Il bassotto e la regina

Platone è un minuscolo bassotto a pelo ruvido, filosofo e un po’ poeta. Da qualche tempo il suo padrone Yuri, studente di filosofia dinoccolato e maldestro, sembra distratto. Ora che è innamorato di Ada, non ha più molto tempo per lui. Le giornate del piccolo quadrupede trascorrono così nella solitudine, fin quando, la notte di Natale, un uomo misterioso ricoperto di tatuaggi trasporta nello scantinato del palazzo numerose scatole di cartone. Platone scopre con meraviglia che le scatole contengono animali di contrabbando: esemplari rari ed esotici – la mastodontica tartaruga leopardo, la signora Leo, o la scimmia Shiva, in cerca di una vita migliore al di là del mare – e cuccioli stanchi, sporchi e affamati. Alcuni sono in fin di vita, altri non sono sopravvissuti al lungo viaggio. E poi appare lei: la Regina. Una splendida levriera color della neve, orgogliosa e testarda, uno spirito ribelle di cui Platone si innamora perdutamente. Cerca di portarle conforto con la poesia, le parla della filosofia antica, canta (e come canta bene!) struggenti ballate e storie di cani fenomenali. Le racconta di Anubi il dio egizio, di Argo, amico fedele di Ulisse, e della piccola Laika, il cane astronauta che diventò la stella più brillante del firmamento. In fondo cosa può offrire di più un cane insignificante, “più corto di uno stivale e leggero come una bambola”, ad una creatura così meravigliosa? A poco a poco riesce a fare breccia nel cuore altero della Regina, ma il destino degli animali prigionieri sembra essere ormai segnato...

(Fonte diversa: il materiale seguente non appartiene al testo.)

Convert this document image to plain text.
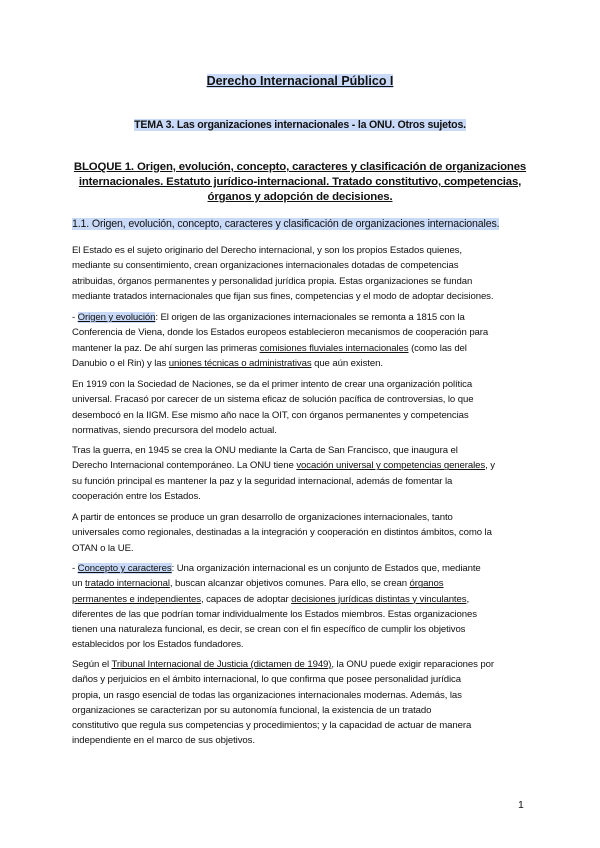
Derecho Internacional Público I
TEMA 3. Las organizaciones internacionales - la ONU. Otros sujetos.
BLOQUE 1. Origen, evolución, concepto, caracteres y clasificación de organizaciones
internacionales. Estatuto jurídico-internacional. Tratado constitutivo, competencias,
órganos y adopción de decisiones.
1.1. Origen, evolución, concepto, caracteres y clasificación de organizaciones internacionales.
El Estado es el sujeto originario del Derecho internacional, y son los propios Estados quienes,
mediante su consentimiento, crean organizaciones internacionales dotadas de competencias
atribuidas, órganos permanentes y personalidad jurídica propia. Estas organizaciones se fundan
mediante tratados internacionales que fijan sus fines, competencias y el modo de adoptar decisiones.
- Origen y evolución: El origen de las organizaciones internacionales se remonta a 1815 con la
Conferencia de Viena, donde los Estados europeos establecieron mecanismos de cooperación para
mantener la paz. De ahí surgen las primeras comisiones fluviales internacionales (como las del
Danubio o el Rin) y las uniones técnicas o administrativas que aún existen.
En 1919 con la Sociedad de Naciones, se da el primer intento de crear una organización política
universal. Fracasó por carecer de un sistema eficaz de solución pacífica de controversias, lo que
desembocó en la IIGM. Ese mismo año nace la OIT, con órganos permanentes y competencias
normativas, siendo precursora del modelo actual.
Tras la guerra, en 1945 se crea la ONU mediante la Carta de San Francisco, que inaugura el
Derecho Internacional contemporáneo. La ONU tiene vocación universal y competencias generales, y
su función principal es mantener la paz y la seguridad internacional, además de fomentar la
cooperación entre los Estados.
A partir de entonces se produce un gran desarrollo de organizaciones internacionales, tanto
universales como regionales, destinadas a la integración y cooperación en distintos ámbitos, como la
OTAN o la UE.
- Concepto y caracteres: Una organización internacional es un conjunto de Estados que, mediante
un tratado internacional, buscan alcanzar objetivos comunes. Para ello, se crean órganos
permanentes e independientes, capaces de adoptar decisiones jurídicas distintas y vinculantes,
diferentes de las que podrían tomar individualmente los Estados miembros. Estas organizaciones
tienen una naturaleza funcional, es decir, se crean con el fin específico de cumplir los objetivos
establecidos por los Estados fundadores.
Según el Tribunal Internacional de Justicia (dictamen de 1949), la ONU puede exigir reparaciones por
daños y perjuicios en el ámbito internacional, lo que confirma que posee personalidad jurídica
propia, un rasgo esencial de todas las organizaciones internacionales modernas. Además, las
organizaciones se caracterizan por su autonomía funcional, la existencia de un tratado
constitutivo que regula sus competencias y procedimientos; y la capacidad de actuar de manera
independiente en el marco de sus objetivos.
1
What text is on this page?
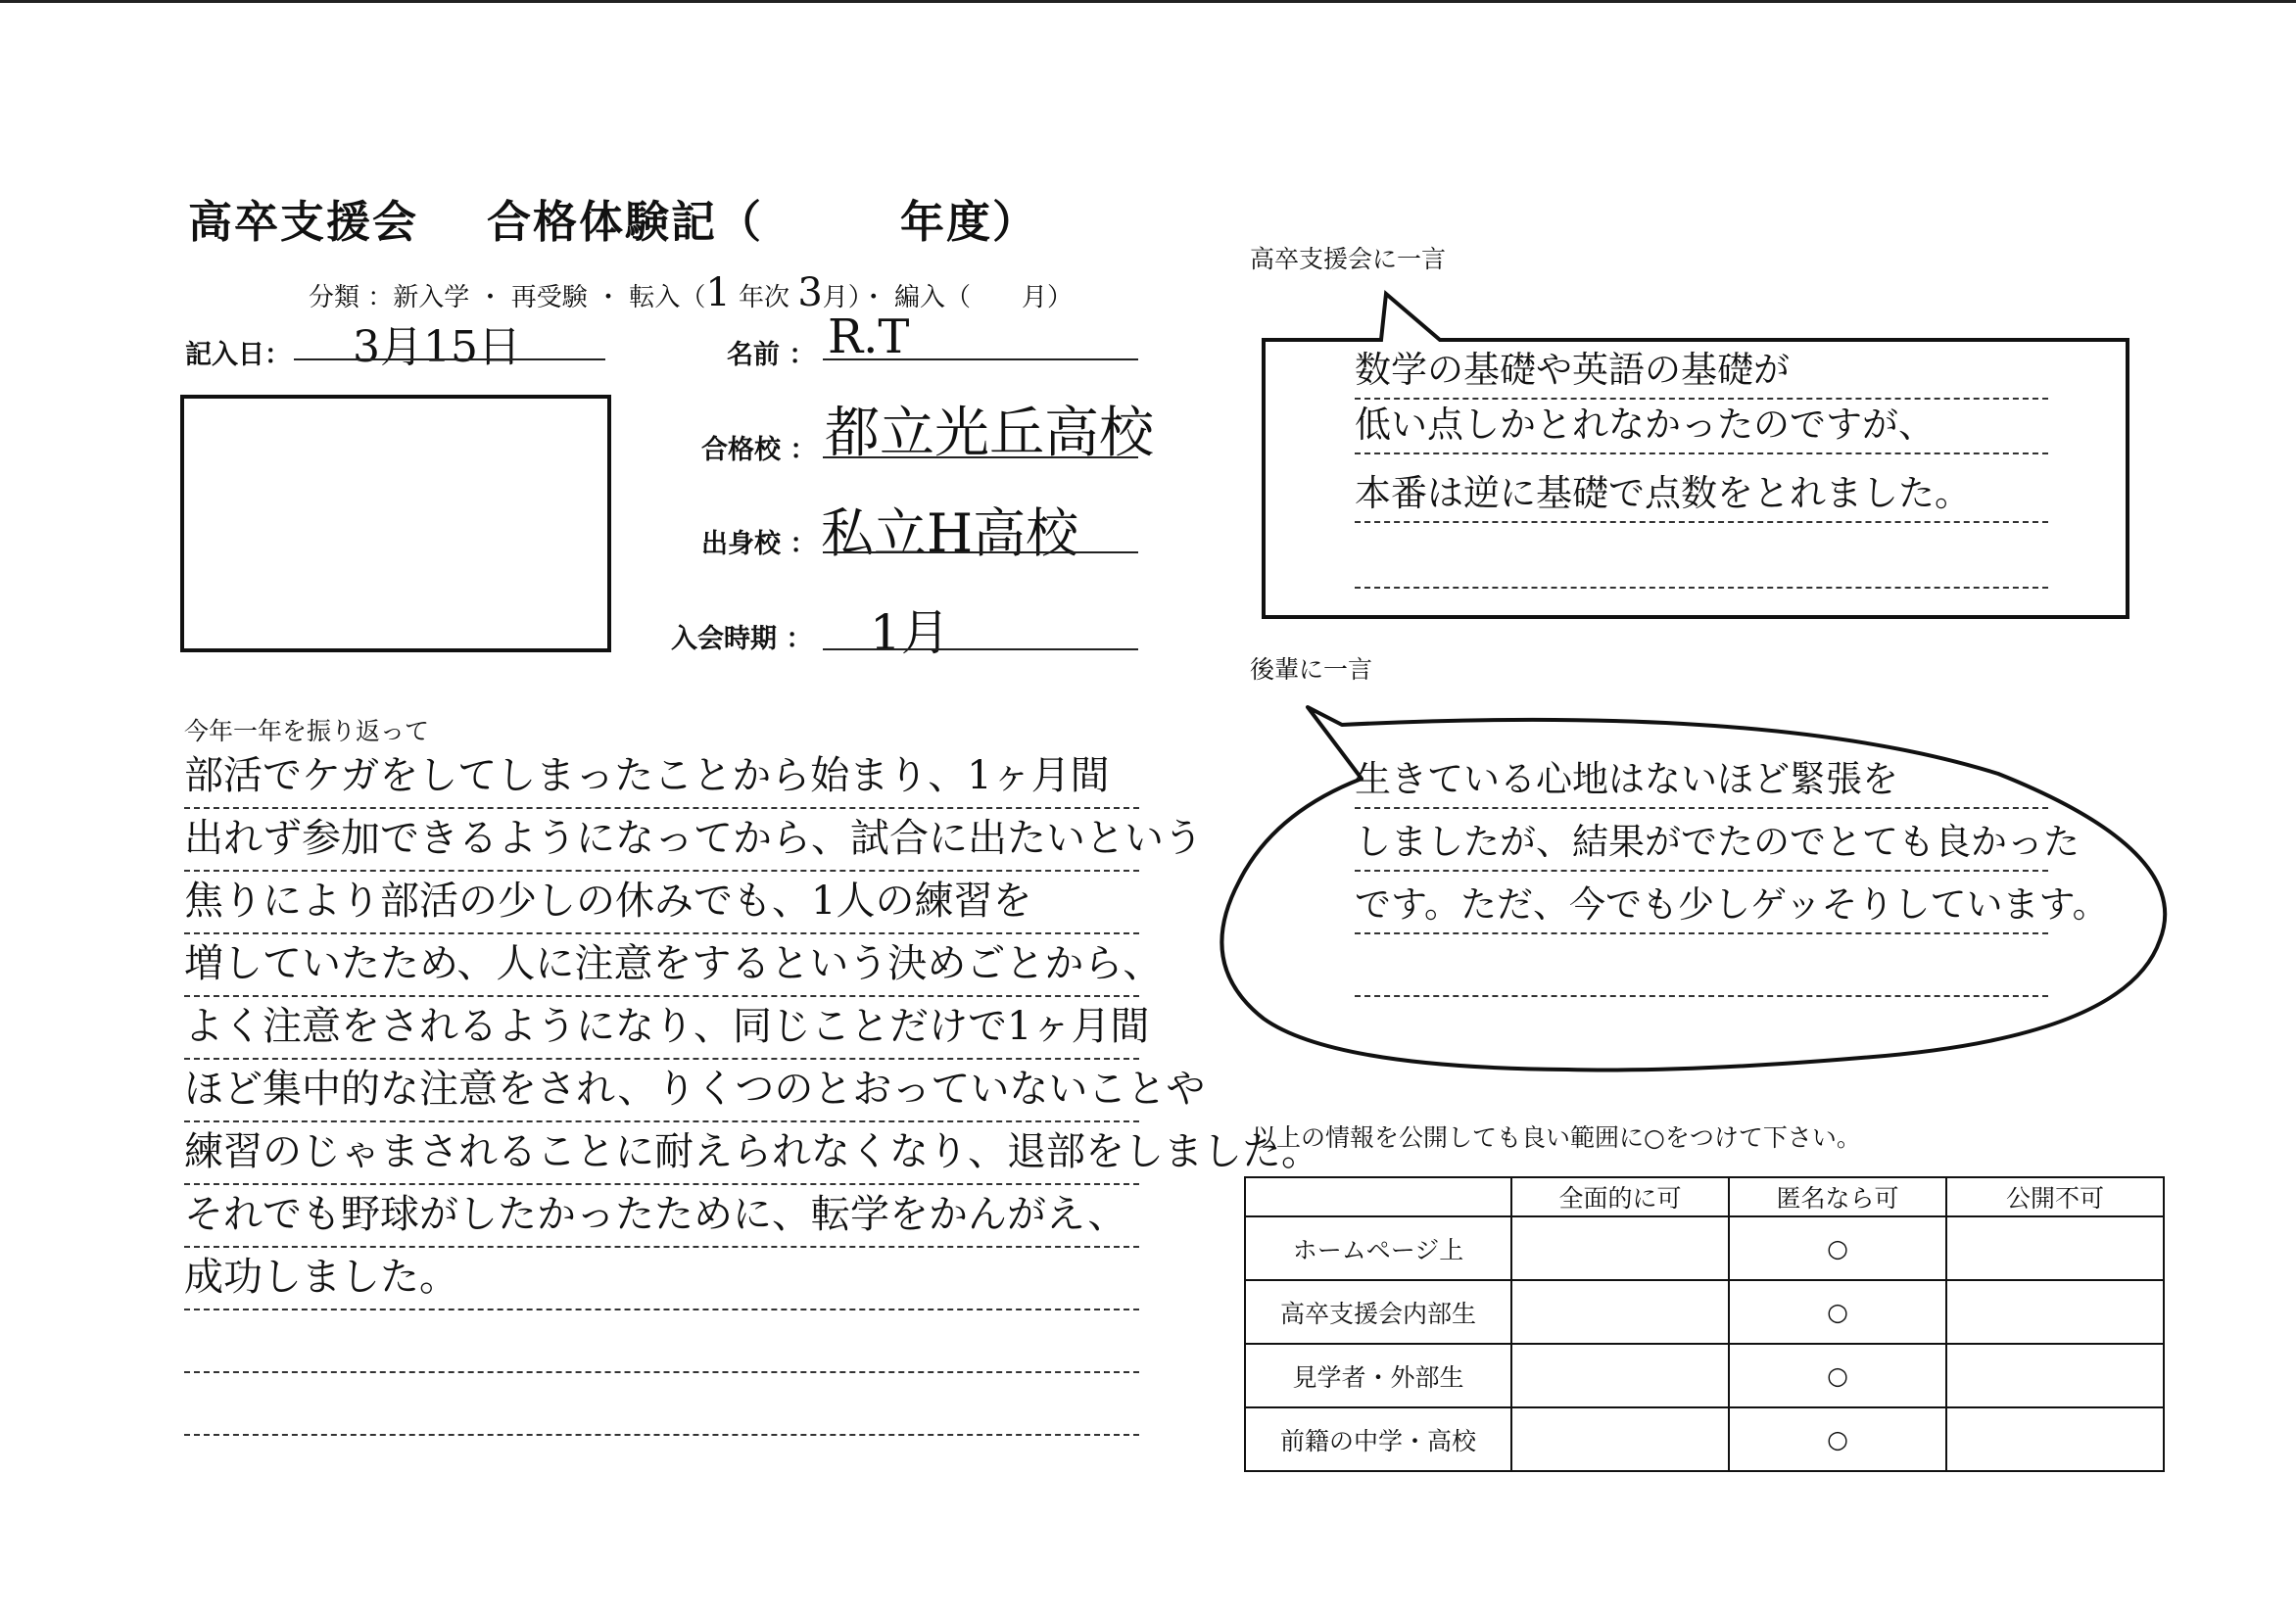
高卒支援会 合格体験記（	年度）
分類 ：新入学 ・ 再受験 ・ 転入（1 年次 3月）・ 編入（　　月）
記入日： 3月15日	名前 ： R.T
合格校 ： 都立光丘高校
出身校 ： 私立H高校
入会時期 ： 1月
今年一年を振り返って
部活でケガをしてしまったことから始まり、1ヶ月間
出れず参加できるようになってから、試合に出たいという
焦りにより部活の少しの休みでも、1人の練習を
増していたため、人に注意をするという決めごとから、
よく注意をされるようになり、同じことだけで1ヶ月間
ほど集中的な注意をされ、りくつのとおっていないことや
練習のじゃまされることに耐えられなくなり、退部をしました。
それでも野球がしたかったために、転学をかんがえ、
成功しました。
高卒支援会に一言
数学の基礎や英語の基礎が
低い点しかとれなかったのですが、
本番は逆に基礎で点数をとれました。
後輩に一言
生きている心地はないほど緊張を
しましたが、結果がでたのでとても良かった
です。ただ、今でも少しゲッそりしています。
以上の情報を公開しても良い範囲に○をつけて下さい。
	全面的に可	匿名なら可	公開不可
ホームページ上		○	
高卒支援会内部生		○	
見学者・外部生		○	
前籍の中学・高校		○	
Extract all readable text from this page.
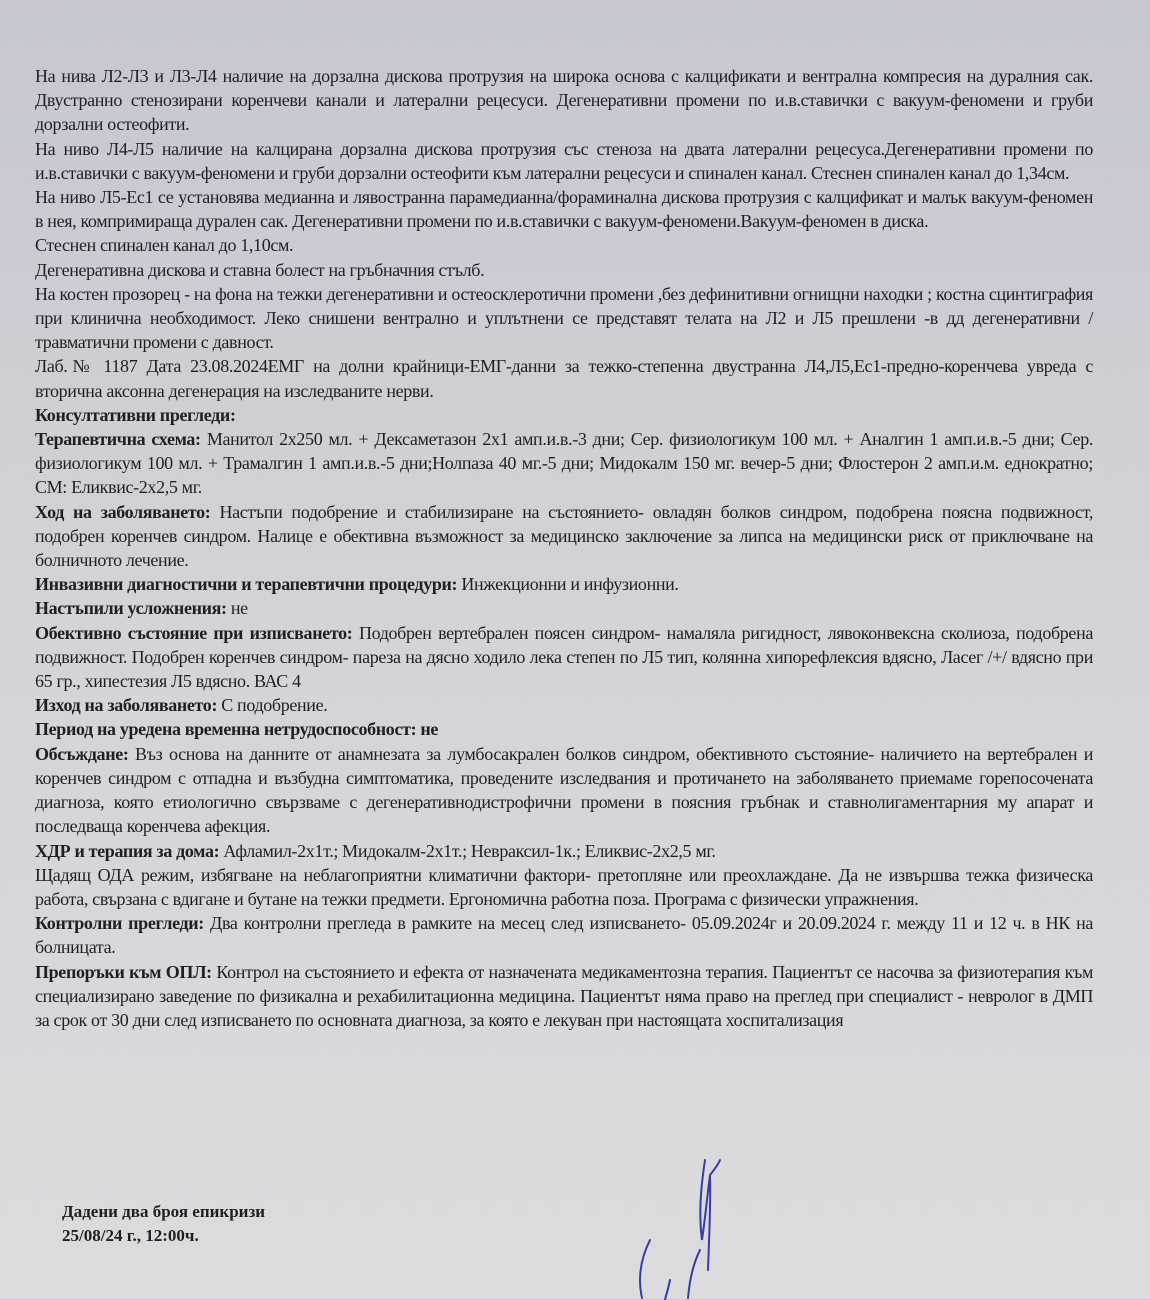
На нива Л2-Л3 и Л3-Л4 наличие на дорзална дискова протрузия на широка основа с калцификати и вентрална компресия на дуралния сак. Двустранно стенозирани коренчеви канали и латерални рецесуси. Дегенеративни промени по и.в.ставички с вакуум-феномени и груби дорзални остеофити.

На ниво Л4-Л5 наличие на калцирана дорзална дискова протрузия със стеноза на двата латерални рецесуса.Дегенеративни промени по и.в.ставички с вакуум-феномени и груби дорзални остеофити към латерални рецесуси и спинален канал. Стеснен спинален канал до 1,34см.

На ниво Л5-Ес1 се установява медианна и лявостранна парамедианна/фораминална дискова протрузия с калцификат и малък вакуум-феномен в нея, компримираща дурален сак. Дегенеративни промени по и.в.ставички с вакуум-феномени.Вакуум-феномен в диска.

Стеснен спинален канал до 1,10см.

Дегенеративна дискова и ставна болест на гръбначния стълб.

На костен прозорец - на фона на тежки дегенеративни и остеосклеротични промени ,без дефинитивни огнищни находки ; костна сцинтиграфия при клинична необходимост. Леко снишени вентрално и уплътнени се представят телата на Л2 и Л5 прешлени -в дд дегенеративни /травматични промени с давност.

Лаб.№ 1187 Дата 23.08.2024ЕМГ на долни крайници-ЕМГ-данни за тежко-степенна двустранна Л4,Л5,Ес1-предно-коренчева увреда с вторична аксонна дегенерация на изследваните нерви.

Консултативни прегледи:

Терапевтична схема: Манитол 2х250 мл. + Дексаметазон 2х1 амп.и.в.-3 дни; Сер. физиологикум 100 мл. + Аналгин 1 амп.и.в.-5 дни; Сер. физиологикум 100 мл. + Трамалгин 1 амп.и.в.-5 дни;Нолпаза 40 мг.-5 дни; Мидокалм 150 мг. вечер-5 дни; Флостерон 2 амп.и.м. еднократно; СМ: Еликвис-2х2,5 мг.

Ход на заболяването: Настъпи подобрение и стабилизиране на състоянието- овладян болков синдром, подобрена поясна подвижност, подобрен коренчев синдром. Налице е обективна възможност за медицинско заключение за липса на медицински риск от приключване на болничното лечение.

Инвазивни диагностични и терапевтични процедури: Инжекционни и инфузионни.

Настъпили усложнения: не

Обективно състояние при изписването: Подобрен вертебрален поясен синдром- намаляла ригидност, лявоконвексна сколиоза, подобрена подвижност. Подобрен коренчев синдром- пареза на дясно ходило лека степен по Л5 тип, колянна хипорефлексия вдясно, Ласег /+/ вдясно при 65 гр., хипестезия Л5 вдясно. ВАС 4

Изход на заболяването: С подобрение.

Период на уредена временна нетрудоспособност: не

Обсъждане: Въз основа на данните от анамнезата за лумбосакрален болков синдром, обективното състояние- наличието на вертебрален и коренчев синдром с отпадна и възбудна симптоматика, проведените изследвания и протичането на заболяването приемаме горепосочената диагноза, която етиологично свързваме с дегенеративнодистрофични промени в поясния гръбнак и ставнолигаментарния му апарат и последваща коренчева афекция.

ХДР и терапия за дома: Афламил-2х1т.; Мидокалм-2х1т.; Невраксил-1к.; Еликвис-2х2,5 мг.

Щадящ ОДА режим, избягване на неблагоприятни климатични фактори- претопляне или преохлаждане. Да не извършва тежка физическа работа, свързана с вдигане и бутане на тежки предмети. Ергономична работна поза. Програма с физически упражнения.

Контролни прегледи: Два контролни прегледа в рамките на месец след изписването- 05.09.2024г и 20.09.2024 г. между 11 и 12 ч. в НК на болницата.

Препоръки към ОПЛ: Контрол на състоянието и ефекта от назначената медикаментозна терапия. Пациентът се насочва за физиотерапия към специализирано заведение по физикална и рехабилитационна медицина. Пациентът няма право на преглед при специалист - невролог в ДМП за срок от 30 дни след изписването по основната диагноза, за която е лекуван при настоящата хоспитализация

Дадени два броя епикризи
25/08/24 г., 12:00ч.
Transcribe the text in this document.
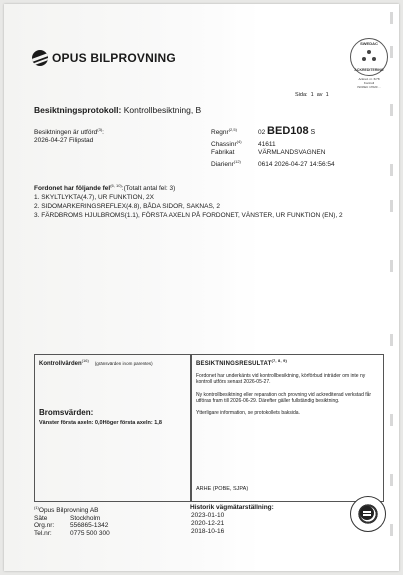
OPUS BILPROVNING
SWEDAC
ACKREDITERING
Ackred. nr. 6/78
Kontroll
ISO/IEC 17020 ...
Sida: 1 av 1
Besiktningsprotokoll: Kontrollbesiktning, B
Besiktningen är utförd$^{(3)}$:
2026-04-27 Filipstad
Regnr$^{(2,5)}$	02 BED108 S
Chassinr$^{(4)}$	41611
Fabrikat	VÄRMLANDSVAGNEN
Diarienr$^{(12)}$	0614 2026-04-27 14:56:54
Fordonet har följande fel$^{(6, 10)}$:(Totalt antal fel: 3)
1. SKYLTLYKTA(4.7), UR FUNKTION, 2X
2. SIDOMARKERINGSREFLEX(4.8), BÅDA SIDOR, SAKNAS, 2
3. FÄRDBROMS HJULBROMS(1.1), FÖRSTA AXELN PÅ FORDONET, VÄNSTER, UR FUNKTION (EN), 2
Kontrollvärden$^{(16)}$(gränsvärden inom parentes)
Bromsvärden:
Vänster första axeln: 0,0Höger första axeln: 1,8
BESIKTNINGSRESULTAT$^{(7, 8, 9)}$

Fordonet har underkänts vid kontrollbesiktning, körförbud inträder om inte ny kontroll utförs senast 2026-05-27.

Ny kontrollbesiktning eller reparation och provning vid ackrediterad verkstad får utföras fram till 2026-06-29. Därefter gäller fullständig besiktning.

Ytterligare information, se protokollets baksida.

ARHE (POBE, SJPA)
$^{(1)}$Opus Bilprovning AB
Säte	Stockholm
Org.nr: 556865-1342
Tel.nr:	0775 500 300
Historik vägmätarställning:
2023-01-10
2020-12-21
2018-10-16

Non si dovrebbe giudicare un libro dalla copertina. Nel caso de Il bassotto e la regina potremmo fare un’eccezione: il tratto sottile dei disegni e la delicatezza degli acquarelli dell’illustratore Alessandro Sanna ci introducono sin dal primo sguardo alla bellezza e all’innocenza che da ogni pagina di questa favola trasudano. Vincitore del Premio Frignano Ragazzi 2013, questo libriccino è una dolce scoperta. Il pattern è classico: peripezie eroiche – di un eroe sui generis, un mite e buffo bassotto con “il cuore di una farfalla e il coraggio di una tigre” –, antagonisti più o meno crudeli e scaltri, lieto fine. Proprio nella semplicità con cui vengono raccontate, dal punto di vista animale, le avventure di Platone e della Regina, principessa straniera con gli occhi obliqui e il manto di neve, del pappagallo poliglotta e “Galeotto” che vola portando messaggi da una parte all’altra della città – scelto dall’autrice come voce narrante – e dei molti personaggi di contorno, troviamo il maggior punto di forza della narrazione. La Mazzucco porta a casa una bellissima incursione nel mondo della narrativa per i più giovani, con un libro che ha qualcosa da insegnare anche – e soprattutto, forse – agli adulti sull’amore, sull’amicizia, sul coraggio, sulla crudeltà di cui a volte l’uomo può essere capace. Immaginare la complessità e le sfumature del mondo interiore di ciascuno, umano o animale, toccare le coscienze e i cuori non è cosa facile. Ma alla Mazzucco, in queste seppur poche pagine, riesce benissimo.